🤖 AI Summary
Existing multilingual instruction-following evaluations for large language models (LLMs) lack fine-grained constraint analysis, hindering accurate assessment of their capabilities in low-resource languages. To address this, we propose XIFBench—the first constraint-driven benchmark for multilingual instruction following—covering six low-resource languages, 465 parallel instructions, and five novel constraint categories (e.g., cultural adaptation, logical consistency). We introduce an English semantic anchor–driven cross-lingual verification protocol and develop a comprehensive evaluation framework integrating a constraint taxonomy, parallel instruction construction, and multidimensional attribution analysis.

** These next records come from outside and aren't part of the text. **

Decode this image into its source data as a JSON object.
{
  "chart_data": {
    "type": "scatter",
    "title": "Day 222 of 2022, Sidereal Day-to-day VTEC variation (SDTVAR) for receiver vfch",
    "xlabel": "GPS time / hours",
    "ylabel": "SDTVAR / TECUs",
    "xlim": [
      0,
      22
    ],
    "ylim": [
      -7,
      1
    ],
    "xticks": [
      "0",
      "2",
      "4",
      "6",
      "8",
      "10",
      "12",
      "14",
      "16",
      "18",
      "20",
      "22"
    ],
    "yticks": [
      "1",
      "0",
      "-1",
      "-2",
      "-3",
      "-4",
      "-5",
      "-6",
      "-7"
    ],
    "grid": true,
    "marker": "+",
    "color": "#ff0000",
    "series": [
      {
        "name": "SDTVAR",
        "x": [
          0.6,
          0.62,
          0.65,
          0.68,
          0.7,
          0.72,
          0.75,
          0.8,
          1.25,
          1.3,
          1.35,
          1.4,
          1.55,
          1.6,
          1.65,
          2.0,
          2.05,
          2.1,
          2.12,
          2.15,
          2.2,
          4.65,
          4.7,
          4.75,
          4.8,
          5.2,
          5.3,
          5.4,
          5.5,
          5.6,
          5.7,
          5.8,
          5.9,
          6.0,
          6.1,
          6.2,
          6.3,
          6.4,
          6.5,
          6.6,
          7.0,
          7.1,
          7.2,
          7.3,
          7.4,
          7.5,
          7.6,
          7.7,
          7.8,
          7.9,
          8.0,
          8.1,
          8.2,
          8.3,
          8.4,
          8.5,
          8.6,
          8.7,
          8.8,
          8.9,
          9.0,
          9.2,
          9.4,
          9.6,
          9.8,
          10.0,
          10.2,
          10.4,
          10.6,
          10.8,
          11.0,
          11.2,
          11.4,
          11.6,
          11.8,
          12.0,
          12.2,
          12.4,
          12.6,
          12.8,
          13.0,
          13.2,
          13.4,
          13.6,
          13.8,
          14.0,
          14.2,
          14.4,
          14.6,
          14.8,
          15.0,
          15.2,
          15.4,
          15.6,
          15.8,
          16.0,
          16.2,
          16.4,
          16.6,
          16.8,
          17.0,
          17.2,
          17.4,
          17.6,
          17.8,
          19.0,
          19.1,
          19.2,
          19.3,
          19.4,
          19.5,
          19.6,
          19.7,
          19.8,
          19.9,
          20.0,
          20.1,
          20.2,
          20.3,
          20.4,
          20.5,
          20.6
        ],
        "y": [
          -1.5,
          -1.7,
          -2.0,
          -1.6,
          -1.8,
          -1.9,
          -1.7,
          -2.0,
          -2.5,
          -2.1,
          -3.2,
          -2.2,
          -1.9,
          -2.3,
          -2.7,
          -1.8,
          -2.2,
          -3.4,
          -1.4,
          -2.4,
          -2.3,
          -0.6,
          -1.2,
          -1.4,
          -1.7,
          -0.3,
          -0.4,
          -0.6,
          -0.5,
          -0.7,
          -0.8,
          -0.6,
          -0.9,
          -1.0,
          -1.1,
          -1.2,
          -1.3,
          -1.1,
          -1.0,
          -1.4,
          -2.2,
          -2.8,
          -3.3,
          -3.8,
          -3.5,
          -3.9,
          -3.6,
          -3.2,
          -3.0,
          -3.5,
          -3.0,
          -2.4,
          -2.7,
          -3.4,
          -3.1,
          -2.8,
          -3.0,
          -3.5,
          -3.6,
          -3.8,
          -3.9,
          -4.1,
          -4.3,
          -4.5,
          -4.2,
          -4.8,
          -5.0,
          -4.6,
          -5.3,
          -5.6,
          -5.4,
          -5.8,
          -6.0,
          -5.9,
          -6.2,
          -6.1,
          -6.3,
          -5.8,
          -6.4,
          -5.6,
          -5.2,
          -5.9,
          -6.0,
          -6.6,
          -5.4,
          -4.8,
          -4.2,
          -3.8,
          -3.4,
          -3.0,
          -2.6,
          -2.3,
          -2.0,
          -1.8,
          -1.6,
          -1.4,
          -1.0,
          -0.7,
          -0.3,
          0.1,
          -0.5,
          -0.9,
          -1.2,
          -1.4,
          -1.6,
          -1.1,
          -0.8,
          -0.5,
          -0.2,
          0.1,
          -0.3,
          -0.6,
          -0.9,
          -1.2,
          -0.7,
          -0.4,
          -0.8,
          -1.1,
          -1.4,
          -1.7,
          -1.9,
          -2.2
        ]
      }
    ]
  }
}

Empirical results demonstrate a significant performance degradation of LLMs in low-resource languages, with constraint type, instruction complexity, and cultural specificity identified as key determinants. XIFBench enables systematic, interpretable, and culturally grounded evaluation of multilingual instruction following, advancing robustness and fairness assessment across linguistically diverse settings.
📝 Abstract
Large Language Models (LLMs) have demonstrated remarkable instruction-following capabilities across various applications. However, their performance in multilingual settings remains poorly understood, as existing evaluations lack fine-grained constraint analysis. We introduce XIFBench, a comprehensive constraint-based benchmark for assessing multilingual instruction-following abilities of LLMs, featuring a novel taxonomy of five constraint categories and 465 parallel instructions across six languages spanning different resource levels. To ensure consistent cross-lingual evaluation, we develop a requirement-based protocol that leverages English requirements as semantic anchors. These requirements are then used to validate the translations across languages. Extensive experiments with various LLMs reveal notable variations in instruction-following performance across resource levels, identifying key influencing factors such as constraint categories, instruction complexity, and cultural specificity.